Have been on the board following everyones journeys, and will continue to do so.
As for me? I think i'm done. In the last couple of weeks, things have crystallized to the extent i have been questioning what i want, what changes are being enforced on me by W and all the rest of it. We went to mediation 20th Jan, since then my W has been on a mission to try and move things on quickly with the result that one of us is looking for somewhere to live. Net result is she has funding in place to take on mortgage, whilst i settle elsewhere, get into the groove of co-parenting and kids get used to spending 50/50 time with us both. Prior to now neither of us had this option, hence remaining IHS, however i believe she has significant funding help from her parents.
Before now, i was in the place of standing, being the lighthouse to essentially enable an option to R whilst IHS. Now, i'm not sure i want to R, throughout DBing, GAL and detaching i have monitored my increasing ambivalence to any related to my W. I have noted particularly that she has not once asked about my depression, the steps i have taken with it, the counselling nor attempted to even understand the affect it had on me and consequently our R. Since BD she has consistently used it as a tool to bad mouth me, I understand a WAS will re-write history to suit the current narrative, but the complete lack of any empathy shows me a person that really doesn't care.
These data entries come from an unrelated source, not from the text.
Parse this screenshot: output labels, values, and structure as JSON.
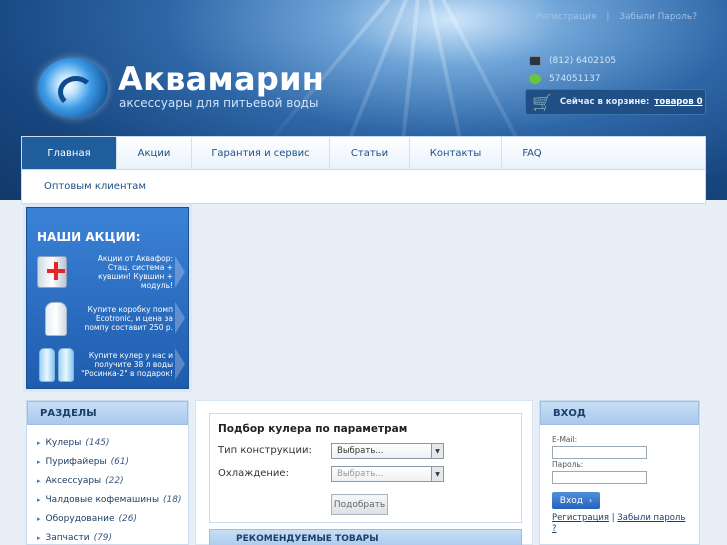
{
  "header": {
    "top_links": {
      "register": "Регистрация",
      "separator": "|",
      "forgot": "Забыли Пароль?"
    },
    "brand": "Аквамарин",
    "tagline": "аксессуары для питьевой воды",
    "phone": "(812) 6402105",
    "icq": "574051137",
    "cart": {
      "label": "Сейчас в корзине:",
      "count": "товаров 0"
    }
  },
  "nav": {
    "tabs": [
      {
        "label": "Главная",
        "active": true
      },
      {
        "label": "Акции"
      },
      {
        "label": "Гарантия и сервис"
      },
      {
        "label": "Статьи"
      },
      {
        "label": "Контакты"
      },
      {
        "label": "FAQ"
      }
    ],
    "sub": "Оптовым клиентам"
  },
  "promo": {
    "title": "НАШИ АКЦИИ:",
    "items": [
      "Акции от Аквафор: Стац. система + кувшин! Кувшин + модуль!",
      "Купите коробку помп Ecotronic, и цена за помпу составит 250 р.",
      "Купите кулер у нас и получите 38 л воды \"Росинка-2\" в подарок!"
    ]
  },
  "sections": {
    "title": "РАЗДЕЛЫ",
    "items": [
      {
        "label": "Кулеры",
        "count": "(145)"
      },
      {
        "label": "Пурифайеры",
        "count": "(61)"
      },
      {
        "label": "Аксессуары",
        "count": "(22)"
      },
      {
        "label": "Чалдовые кофемашины",
        "count": "(18)"
      },
      {
        "label": "Оборудование",
        "count": "(26)"
      },
      {
        "label": "Запчасти",
        "count": "(79)"
      }
    ]
  },
  "selector": {
    "title": "Подбор кулера по параметрам",
    "type_label": "Тип конструкции:",
    "type_value": "Выбрать...",
    "cooling_label": "Охлаждение:",
    "cooling_value": "Выбрать...",
    "button": "Подобрать"
  },
  "recommended": "РЕКОМЕНДУЕМЫЕ ТОВАРЫ",
  "login": {
    "title": "ВХОД",
    "email_label": "E-Mail:",
    "password_label": "Пароль:",
    "button": "Вход",
    "register": "Регистрация",
    "sep": "|",
    "forgot": "Забыли пароль ?"
  },
  "colors": {
    "nav_active": "#1f5d9c",
    "accent": "#2563b7",
    "panel_head": "#a9c9ec"
  },
  "icons": [
    "phone-icon",
    "icq-icon",
    "cart-icon",
    "chevron-right-icon",
    "dropdown-arrow-icon"
  ]
}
And as i look back i also realise that i have lived with someone who is incredibly self absorbed, selfish and who will only act out of self interest. These traits are even more pronounced now.
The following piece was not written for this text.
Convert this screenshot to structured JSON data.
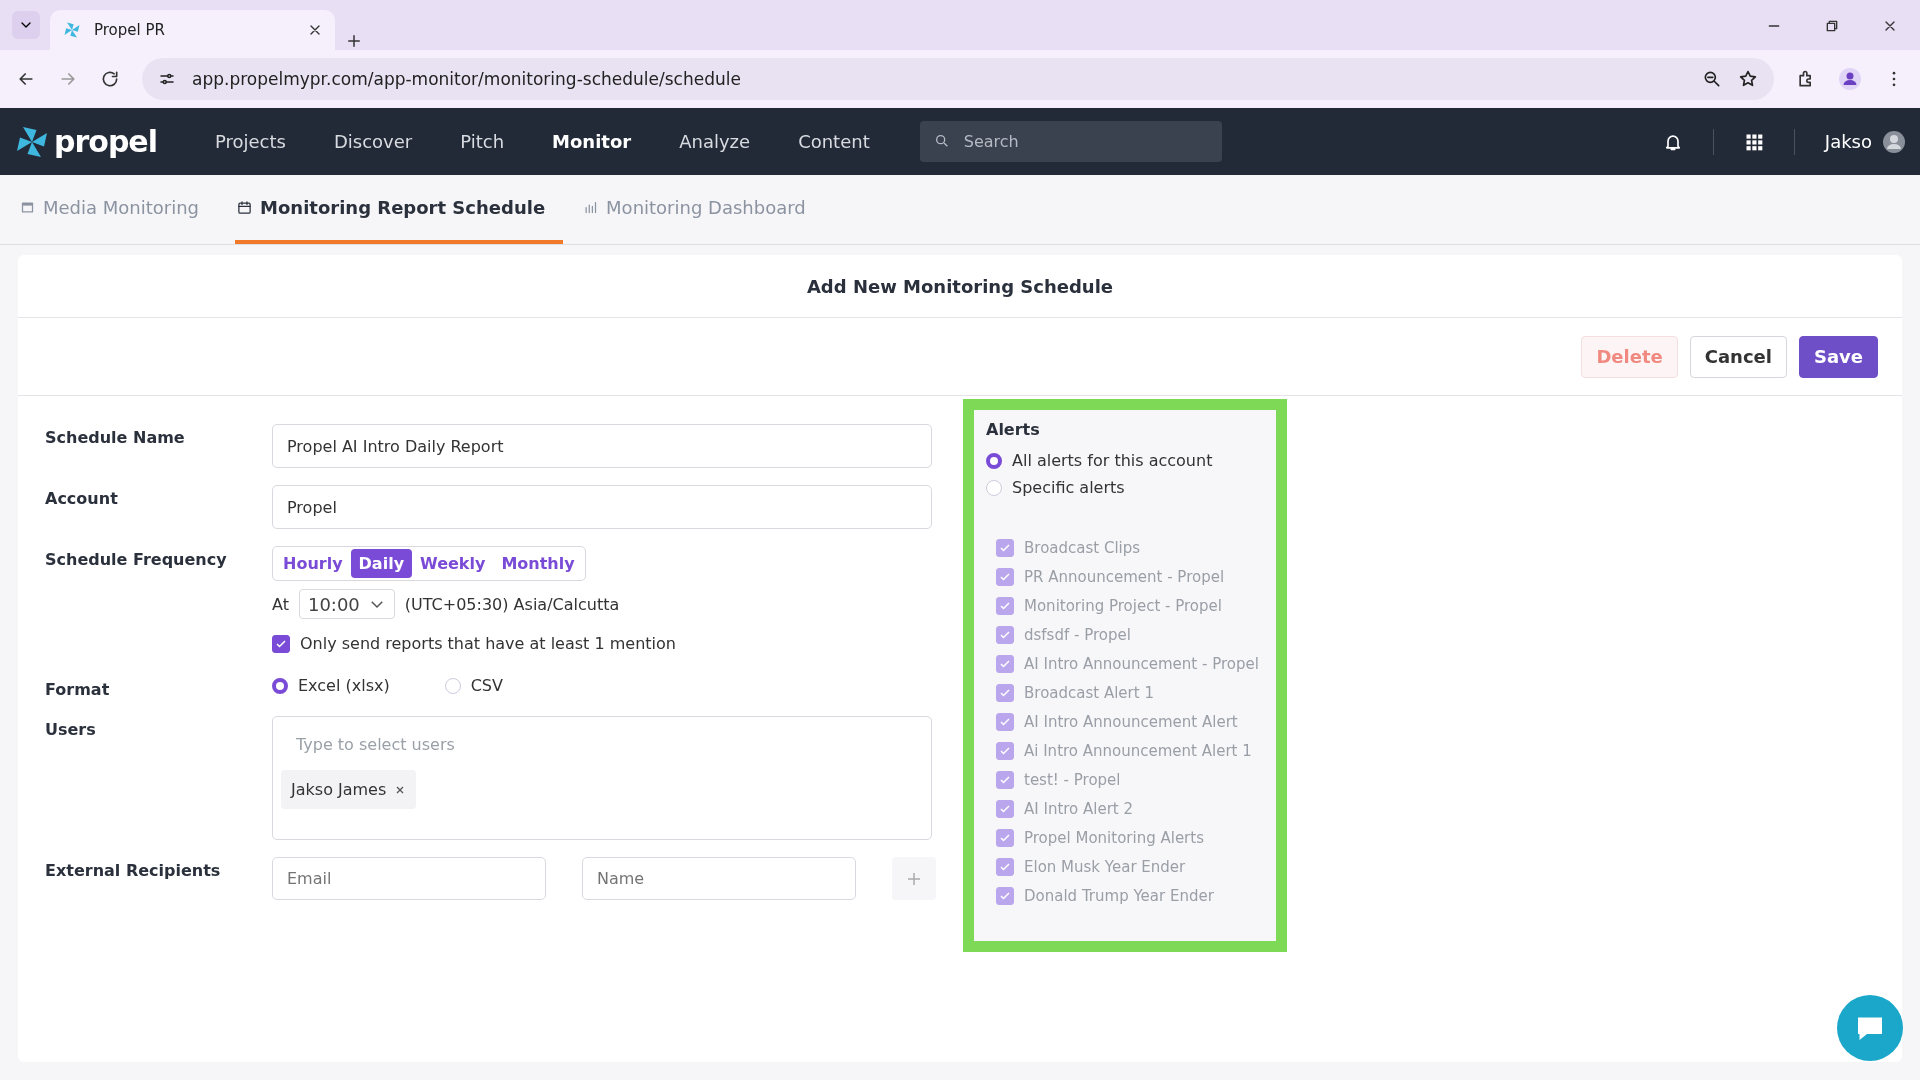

I'm now finding myself actually wanting to leave, a mixture of guilt that the kids will now lead a life with parents living separately but consoling myself i did my best to hold on. I just can't do it anymore. I have detached so much, that i can't stand the limbo. Of course i'm mindful that this position of walking away might seem appealing to a WAS, but in my case i don't believe it will do so and even if it did i would make her jump through hoops to even consider anything remotely close to a R.
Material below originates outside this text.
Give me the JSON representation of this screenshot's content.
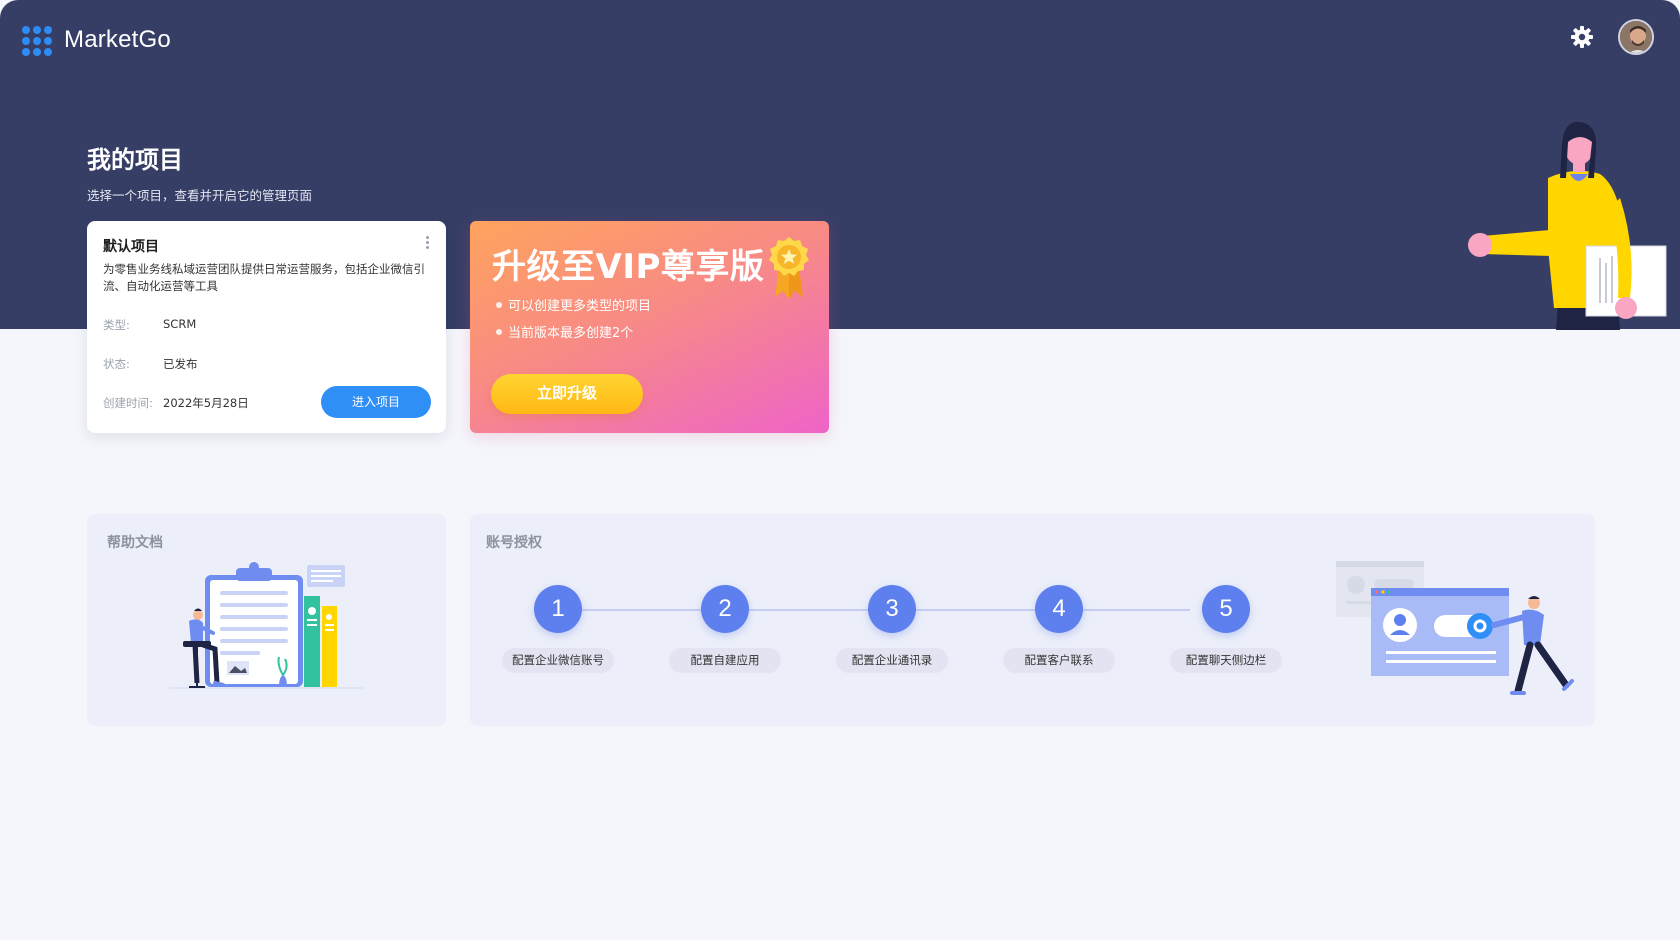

Reading this all back, i just feel empty. It hasn't turned out how i thought it might, but i'm ok with that now. Who knows what is around the corner, good times i hope, certainly i look forward to spending quality time with my kids and do my best for them without this black cloud hanging over me.
I will stay on the board, because so many people have been so amazing, so helpful and restored my faith in humanity that people really do care. You are a special bunch of guys/gals on here and hopefully i can pay it forward with someone elses story.